In the Money: 5 Things to Know

I am writing this in full Princess Jasmine attire. It was the only way my daughter said she would let me get on with my work this morning. The things we do for our kids. And peace.

WATCH: Long time hedge fund manager JF Tardif at Timelo Investment Management is cautious with markets at all time highs. He’s got a very high short position and isn’t chasing momentum. He’s buying deep value in telco and real estate. While many say energy stocks offer value, he currently owns zero oil & gas producers. Find out why in our latest episode packed with actionable stock ideas.

Derailed: Shares of CN Rail are falling 4.5% in the pre-market after the railway operator cut its profit growth forecast for the third year in a row. CN Rail now sees profit growing in the mid-to-high single digit range down from 10-15%. The company is blaming tariff headwinds and a stronger Canadian dollar. Not a good day to be a shareholder (me) as many analysts say the stock is destined for purgatory after the results. Not only has volume growth been lackluster, but recent M&A chatter is likely to leave CN Rail on the outside looking in. Many analysts are having a hard time finding a catalyst. I’ve counted at least three downgrades this morning basically because of that. “We see few reasons for the stock to move meaningfully higher in the short-to-midterm,” wrote National Bank’s Cameron Doerksen in his downgrade this morning, “With U.S. railroad merger speculation growing, we expect investor interest in the sector to be more focused on the U.S. peer group with funds potentially flowing out of CN as a result,” said Doerksen. This is threatening to become the next Pfizer in my portfolio (lured in by value). There are others hanging on like me. “We maintain our Buy rating, because we find it hard to downgrade CN when it trades at such a wide discount vs. the peers and just ~5% above its 52-week low,” wrote TD’s Cherilyn Radbourne.

Leave a message: Watch shares of Rogers at the open after the telecom beat sales and profit expectations in the quarter. Rogers increased it’s total service revenue forecast, but maintained it’s overall profit growth forecast. Capital expenditures are now expected to come in at the lower end of their forecast so that could set up the company to exceed expectations for the future. They added 35,000 new wireless customers which was higher than consensus but down sharply from the 162,000 added last year. This reflects reduced immigration. JF Tardif said he is buying Rogers and BCE here. “”The day the price war is over, it’s probably time to buy them, and we believe the price war is over,” he said on the podcast. Analysts echo this sentiment. “While financial results do clearly show the impact from significant pricing pressures,” wrote Scotia’s Maher Yaghi in a note about the results this morning, “We believe recent price ups which we saw since early June provide a more positive backdrop for the industry.”
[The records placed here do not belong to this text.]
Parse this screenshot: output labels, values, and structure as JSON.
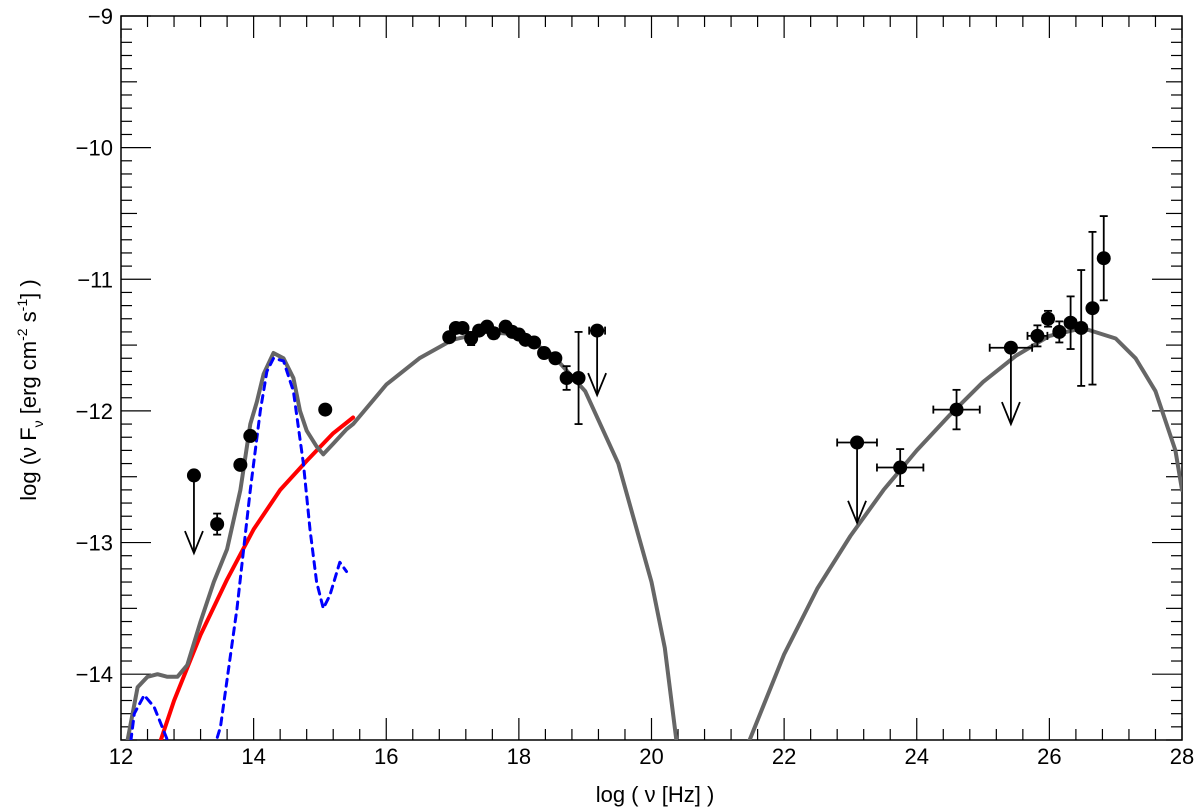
{
  "chart_data": {
    "type": "scatter",
    "title": "",
    "xlabel": "log ( ν [Hz] )",
    "ylabel": {
      "prefix": "log (ν F",
      "sub": "ν",
      "mid1": " [erg cm",
      "sup1": "-2",
      "mid2": " s",
      "sup2": "-1",
      "suffix": "] )"
    },
    "xlim": [
      12,
      28
    ],
    "ylim": [
      -14.5,
      -9
    ],
    "x_ticks": [
      12,
      14,
      16,
      18,
      20,
      22,
      24,
      26,
      28
    ],
    "x_tick_labels": [
      "12",
      "14",
      "16",
      "18",
      "20",
      "22",
      "24",
      "26",
      "28"
    ],
    "y_ticks": [
      -14,
      -13,
      -12,
      -11,
      -10,
      -9
    ],
    "y_tick_labels": [
      "−14",
      "−13",
      "−12",
      "−11",
      "−10",
      "−9"
    ],
    "colors": {
      "total_model": "#666666",
      "synchrotron": "#ff0000",
      "host_galaxy": "#0000ff",
      "data": "#000000"
    },
    "series": [
      {
        "name": "total-model",
        "kind": "line",
        "points": [
          [
            12.0,
            -15.2
          ],
          [
            12.1,
            -14.5
          ],
          [
            12.25,
            -14.1
          ],
          [
            12.4,
            -14.02
          ],
          [
            12.55,
            -14.0
          ],
          [
            12.7,
            -14.02
          ],
          [
            12.85,
            -14.02
          ],
          [
            13.0,
            -13.93
          ],
          [
            13.2,
            -13.6
          ],
          [
            13.4,
            -13.3
          ],
          [
            13.6,
            -13.05
          ],
          [
            13.8,
            -12.6
          ],
          [
            13.95,
            -12.1
          ],
          [
            14.05,
            -11.93
          ],
          [
            14.15,
            -11.72
          ],
          [
            14.3,
            -11.56
          ],
          [
            14.45,
            -11.6
          ],
          [
            14.6,
            -11.75
          ],
          [
            14.7,
            -12.0
          ],
          [
            14.8,
            -12.15
          ],
          [
            14.95,
            -12.27
          ],
          [
            15.05,
            -12.33
          ],
          [
            15.2,
            -12.25
          ],
          [
            15.4,
            -12.14
          ],
          [
            15.5,
            -12.1
          ],
          [
            16.0,
            -11.8
          ],
          [
            16.5,
            -11.6
          ],
          [
            17.0,
            -11.46
          ],
          [
            17.5,
            -11.4
          ],
          [
            18.0,
            -11.42
          ],
          [
            18.5,
            -11.57
          ],
          [
            19.0,
            -11.85
          ],
          [
            19.5,
            -12.4
          ],
          [
            20.0,
            -13.3
          ],
          [
            20.2,
            -13.8
          ],
          [
            20.4,
            -14.6
          ]
        ]
      },
      {
        "name": "inverse-compton-model",
        "kind": "line",
        "points": [
          [
            21.4,
            -14.6
          ],
          [
            22.0,
            -13.85
          ],
          [
            22.5,
            -13.35
          ],
          [
            23.0,
            -12.95
          ],
          [
            23.5,
            -12.6
          ],
          [
            24.0,
            -12.3
          ],
          [
            24.5,
            -12.03
          ],
          [
            25.0,
            -11.78
          ],
          [
            25.5,
            -11.58
          ],
          [
            26.0,
            -11.43
          ],
          [
            26.5,
            -11.37
          ],
          [
            27.0,
            -11.45
          ],
          [
            27.3,
            -11.6
          ],
          [
            27.6,
            -11.85
          ],
          [
            27.9,
            -12.3
          ],
          [
            28.0,
            -12.6
          ]
        ]
      },
      {
        "name": "synchrotron",
        "kind": "line",
        "points": [
          [
            12.5,
            -14.65
          ],
          [
            12.8,
            -14.2
          ],
          [
            13.2,
            -13.7
          ],
          [
            13.6,
            -13.28
          ],
          [
            14.0,
            -12.9
          ],
          [
            14.4,
            -12.6
          ],
          [
            14.8,
            -12.38
          ],
          [
            15.2,
            -12.17
          ],
          [
            15.5,
            -12.05
          ]
        ]
      },
      {
        "name": "host-galaxy",
        "kind": "dashed",
        "points": [
          [
            12.05,
            -14.9
          ],
          [
            12.2,
            -14.3
          ],
          [
            12.35,
            -14.16
          ],
          [
            12.5,
            -14.25
          ],
          [
            12.7,
            -14.5
          ],
          [
            12.9,
            -14.75
          ],
          [
            13.2,
            -14.9
          ],
          [
            13.5,
            -14.4
          ],
          [
            13.75,
            -13.5
          ],
          [
            13.95,
            -12.6
          ],
          [
            14.1,
            -12.0
          ],
          [
            14.2,
            -11.7
          ],
          [
            14.3,
            -11.6
          ],
          [
            14.45,
            -11.62
          ],
          [
            14.6,
            -11.85
          ],
          [
            14.75,
            -12.4
          ],
          [
            14.85,
            -12.9
          ],
          [
            14.95,
            -13.3
          ],
          [
            15.05,
            -13.5
          ],
          [
            15.15,
            -13.4
          ],
          [
            15.3,
            -13.15
          ],
          [
            15.4,
            -13.22
          ]
        ]
      }
    ],
    "data_points": [
      {
        "x": 13.45,
        "y": -12.86,
        "yerr": 0.08
      },
      {
        "x": 13.8,
        "y": -12.41
      },
      {
        "x": 13.95,
        "y": -12.19
      },
      {
        "x": 15.08,
        "y": -11.99
      },
      {
        "x": 16.95,
        "y": -11.44
      },
      {
        "x": 17.05,
        "y": -11.37,
        "xerr": 0.06
      },
      {
        "x": 17.15,
        "y": -11.37
      },
      {
        "x": 17.28,
        "y": -11.45,
        "yerr": 0.05
      },
      {
        "x": 17.4,
        "y": -11.39
      },
      {
        "x": 17.52,
        "y": -11.36
      },
      {
        "x": 17.62,
        "y": -11.41,
        "yerr": 0.04
      },
      {
        "x": 17.8,
        "y": -11.36,
        "xerr": 0.06
      },
      {
        "x": 17.9,
        "y": -11.4
      },
      {
        "x": 18.0,
        "y": -11.42
      },
      {
        "x": 18.1,
        "y": -11.46
      },
      {
        "x": 18.23,
        "y": -11.48
      },
      {
        "x": 18.38,
        "y": -11.56
      },
      {
        "x": 18.55,
        "y": -11.6
      },
      {
        "x": 18.72,
        "y": -11.75,
        "yerr": 0.09
      },
      {
        "x": 18.9,
        "y": -11.75,
        "yerr": 0.35
      },
      {
        "x": 23.75,
        "y": -12.43,
        "xerr": 0.35,
        "yerr": 0.14
      },
      {
        "x": 24.6,
        "y": -11.99,
        "xerr": 0.35,
        "yerr": 0.15
      },
      {
        "x": 25.82,
        "y": -11.43,
        "xerr": 0.15,
        "yerr": 0.08
      },
      {
        "x": 25.98,
        "y": -11.3,
        "xerr": 0.08,
        "yerr": 0.06
      },
      {
        "x": 26.15,
        "y": -11.4,
        "xerr": 0.08,
        "yerr": 0.08
      },
      {
        "x": 26.32,
        "y": -11.33,
        "xerr": 0.08,
        "yerr": 0.2
      },
      {
        "x": 26.48,
        "y": -11.37,
        "xerr": 0.08,
        "yerr": 0.44
      },
      {
        "x": 26.65,
        "y": -11.22,
        "xerr": 0.05,
        "yerr": 0.58
      },
      {
        "x": 26.82,
        "y": -10.84,
        "xerr": 0.05,
        "yerr": 0.32
      }
    ],
    "upper_limits": [
      {
        "x": 13.1,
        "y": -12.49,
        "to": -13.08
      },
      {
        "x": 19.18,
        "y": -11.39,
        "xerr": 0.12,
        "to": -11.88
      },
      {
        "x": 23.1,
        "y": -12.24,
        "xerr": 0.3,
        "to": -12.85
      },
      {
        "x": 25.42,
        "y": -11.52,
        "xerr": 0.32,
        "to": -12.1
      }
    ]
  }
}
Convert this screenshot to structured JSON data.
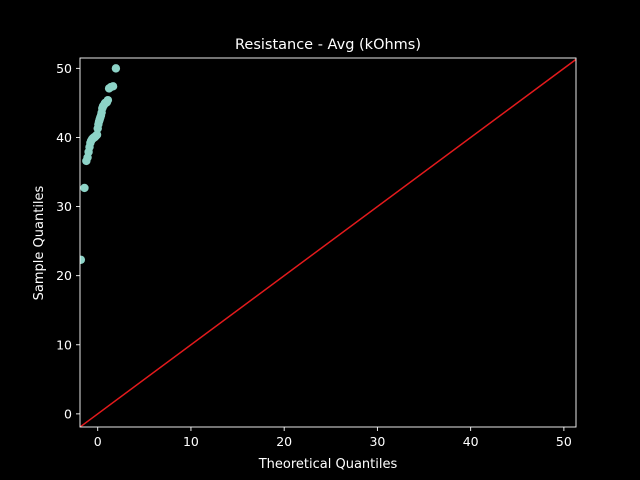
{
  "chart_data": {
    "type": "scatter",
    "title": "Resistance - Avg (kOhms)",
    "xlabel": "Theoretical Quantiles",
    "ylabel": "Sample Quantiles",
    "xlim": [
      -1.9,
      51.3
    ],
    "ylim": [
      -1.9,
      51.5
    ],
    "xticks": [
      0,
      10,
      20,
      30,
      40,
      50
    ],
    "yticks": [
      0,
      10,
      20,
      30,
      40,
      50
    ],
    "grid": false,
    "legend": "none",
    "colors": {
      "background": "#000000",
      "points": "#8dd3c7",
      "reference_line": "#e31a1c",
      "axes": "#ffffff"
    },
    "series": [
      {
        "values_xy": [
          [
            -1.81,
            22.3
          ],
          [
            -1.42,
            32.7
          ],
          [
            -1.22,
            36.6
          ],
          [
            -1.09,
            37.1
          ],
          [
            -0.98,
            37.9
          ],
          [
            -0.88,
            38.6
          ],
          [
            -0.79,
            39.2
          ],
          [
            -0.71,
            39.5
          ],
          [
            -0.63,
            39.7
          ],
          [
            -0.56,
            39.8
          ],
          [
            -0.49,
            39.9
          ],
          [
            -0.42,
            40.0
          ],
          [
            -0.35,
            40.0
          ],
          [
            -0.28,
            40.1
          ],
          [
            -0.21,
            40.2
          ],
          [
            -0.14,
            40.3
          ],
          [
            -0.07,
            40.4
          ],
          [
            0.0,
            41.3
          ],
          [
            0.07,
            41.9
          ],
          [
            0.14,
            42.3
          ],
          [
            0.21,
            42.6
          ],
          [
            0.28,
            42.9
          ],
          [
            0.35,
            43.2
          ],
          [
            0.42,
            43.6
          ],
          [
            0.49,
            44.2
          ],
          [
            0.56,
            44.5
          ],
          [
            0.63,
            44.6
          ],
          [
            0.71,
            44.8
          ],
          [
            0.79,
            45.0
          ],
          [
            0.88,
            45.0
          ],
          [
            0.98,
            45.1
          ],
          [
            1.09,
            45.4
          ],
          [
            1.22,
            47.1
          ],
          [
            1.42,
            47.3
          ],
          [
            1.65,
            47.4
          ],
          [
            1.95,
            50.0
          ]
        ]
      }
    ],
    "reference_line": {
      "from": [
        -1.9,
        -1.9
      ],
      "to": [
        51.3,
        51.3
      ]
    }
  }
}
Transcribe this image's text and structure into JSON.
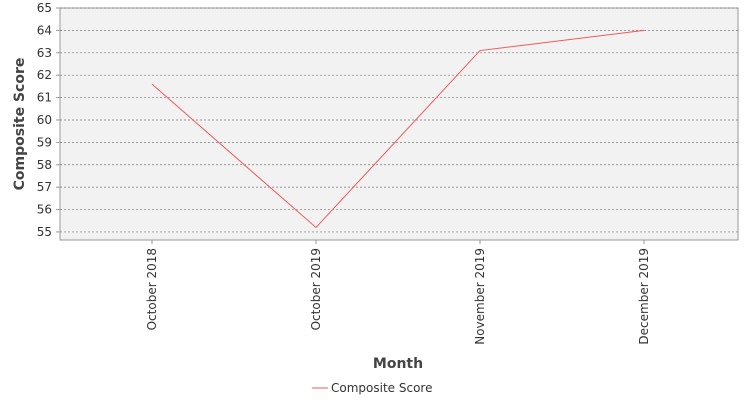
{
  "chart_data": {
    "type": "line",
    "x_label": "Month",
    "y_label": "Composite Score",
    "categories": [
      "October 2018",
      "October 2019",
      "November 2019",
      "December 2019"
    ],
    "series": [
      {
        "name": "Composite Score",
        "color": "#f05a5a",
        "values": [
          61.6,
          55.2,
          63.1,
          64.0
        ]
      }
    ],
    "ylim": [
      54.64,
      65
    ],
    "yticks": [
      55,
      56,
      57,
      58,
      59,
      60,
      61,
      62,
      63,
      64,
      65
    ],
    "grid": true,
    "legend": "bottom"
  }
}
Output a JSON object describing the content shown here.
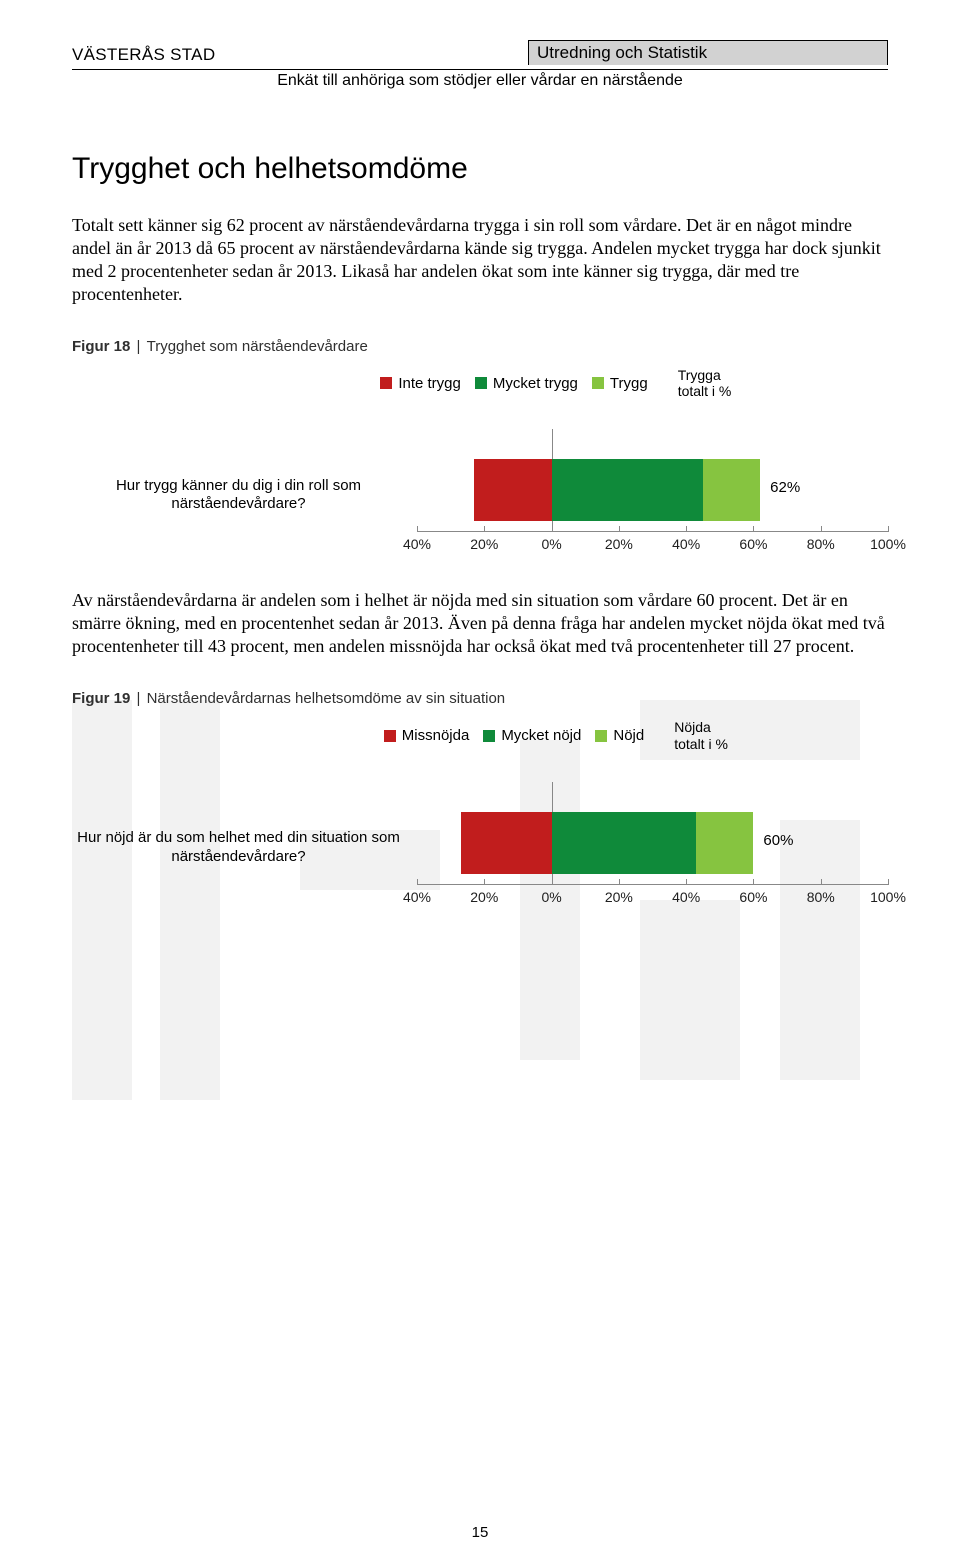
{
  "header": {
    "left": "VÄSTERÅS STAD",
    "right": "Utredning och Statistik",
    "sub": "Enkät till anhöriga som stödjer eller vårdar en närstående"
  },
  "colors": {
    "red": "#c11d1d",
    "green_dark": "#0f8a3a",
    "green_light": "#86c440",
    "grid": "#888888",
    "header_box_bg": "#d2d2d2",
    "wm": "#f2f2f2",
    "text": "#000000"
  },
  "section_title": "Trygghet och helhetsomdöme",
  "para1": "Totalt sett känner sig 62 procent av närståendevårdarna trygga i sin roll som vårdare. Det är en något mindre andel än år 2013 då 65 procent av närståendevårdarna kände sig trygga. Andelen mycket trygga har dock sjunkit med 2 procentenheter sedan år 2013. Likaså har andelen ökat som inte känner sig trygga, där med tre procentenheter.",
  "para2": "Av närståendevårdarna är andelen som i helhet är nöjda med sin situation som vårdare 60 procent. Det är en smärre ökning, med en procentenhet sedan år 2013. Även på denna fråga har andelen mycket nöjda ökat med två procentenheter till 43 procent, men andelen missnöjda har också ökat med två procentenheter till 27 procent.",
  "fig18": {
    "title_prefix": "Figur 18",
    "title_rest": "Trygghet som närståendevårdare",
    "legend": [
      "Inte trygg",
      "Mycket trygg",
      "Trygg"
    ],
    "legend_side_l1": "Trygga",
    "legend_side_l2": "totalt i %",
    "question": "Hur trygg känner du dig i din roll som närståendevårdare?",
    "type": "stacked-diverging-bar",
    "neg_pct": 23,
    "pos_dark_pct": 45,
    "pos_light_pct": 17,
    "total_label": "62%",
    "xmin": -40,
    "xmax": 100,
    "xtick_step": 20,
    "xtick_labels": [
      "40%",
      "20%",
      "0%",
      "20%",
      "40%",
      "60%",
      "80%",
      "100%"
    ],
    "bar_colors": [
      "#c11d1d",
      "#0f8a3a",
      "#86c440"
    ]
  },
  "fig19": {
    "title_prefix": "Figur 19",
    "title_rest": "Närståendevårdarnas helhetsomdöme av sin situation",
    "legend": [
      "Missnöjda",
      "Mycket nöjd",
      "Nöjd"
    ],
    "legend_side_l1": "Nöjda",
    "legend_side_l2": "totalt i %",
    "question": "Hur nöjd är du som helhet med din situation som närståendevårdare?",
    "type": "stacked-diverging-bar",
    "neg_pct": 27,
    "pos_dark_pct": 43,
    "pos_light_pct": 17,
    "total_label": "60%",
    "xmin": -40,
    "xmax": 100,
    "xtick_step": 20,
    "xtick_labels": [
      "40%",
      "20%",
      "0%",
      "20%",
      "40%",
      "60%",
      "80%",
      "100%"
    ],
    "bar_colors": [
      "#c11d1d",
      "#0f8a3a",
      "#86c440"
    ]
  },
  "page_number": "15"
}
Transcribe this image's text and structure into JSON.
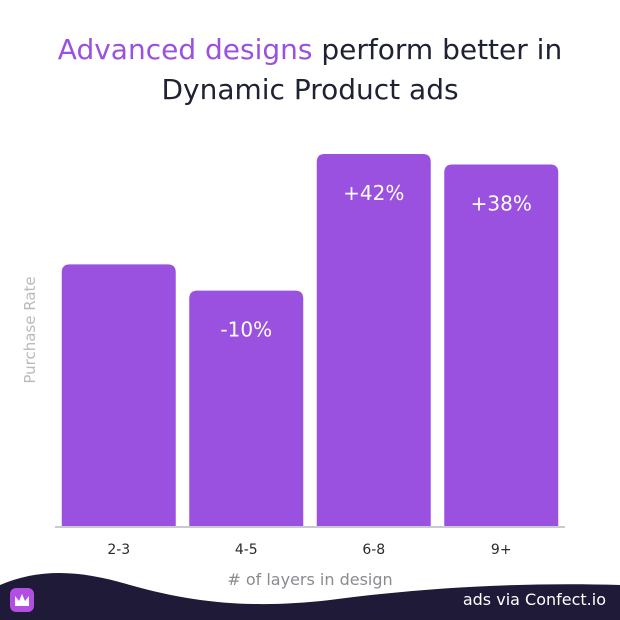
{
  "title": {
    "highlight": "Advanced designs",
    "rest_line1": " perform better in",
    "line2": "Dynamic Product ads"
  },
  "chart_data": {
    "type": "bar",
    "title": "Advanced designs perform better in Dynamic Product ads",
    "xlabel": "# of layers in design",
    "ylabel": "Purchase Rate",
    "categories": [
      "2-3",
      "4-5",
      "6-8",
      "9+"
    ],
    "values": [
      100,
      90,
      142,
      138
    ],
    "data_labels": [
      "",
      "-10%",
      "+42%",
      "+38%"
    ],
    "ylim": [
      0,
      150
    ],
    "grid": false,
    "legend": "none",
    "bar_color": "#9b51e0"
  },
  "footer": {
    "credit": "ads via Confect.io",
    "logo_icon": "confect-logo-icon",
    "wave_color": "#1e1a38"
  }
}
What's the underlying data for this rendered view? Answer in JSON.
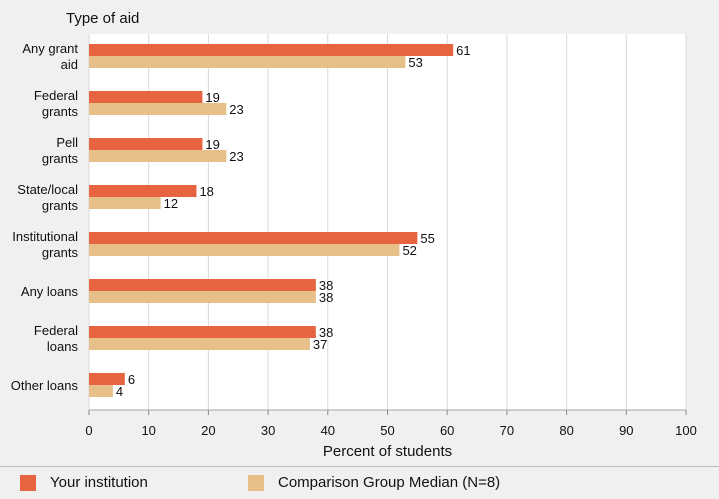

Wrong numberShares of AT&T on the other hand are down 3.5% in the pre-market despite stronger than expected financial results. On one hand, they added more subscribers than expected, profit and sales were also higher than expected. But on the other hand, profit in mobility was less than expected and it reduced its profit growth forecast. This has investors nervous about the kind of promotions the company is resorting to in order to drive subscriber growth. If price competition is coming to America (the way it has been for Canada) we know that is a tough environment for the stocks to do well. Keep in mind the stock is up nearly 60% over the past year when you include dividends.

T-pain: Texas Instruments is plunging 10% after a cautious outlook for the upcoming quarter. The chipmaker is baking in tariffs that have crimped some of its end customers like car companies and factory equipment makers. Sales grew 16% in the quarter but the forecast implies 11% growth going forward. Company executives also appeared uncertain as to the tariff drag noting that some of the strength in the quarter could have been from companies ordering before tariffs hit thereby pulling forward demand. Given the stocks run up so far in 2025, the bar was high and any disappointment is being punished.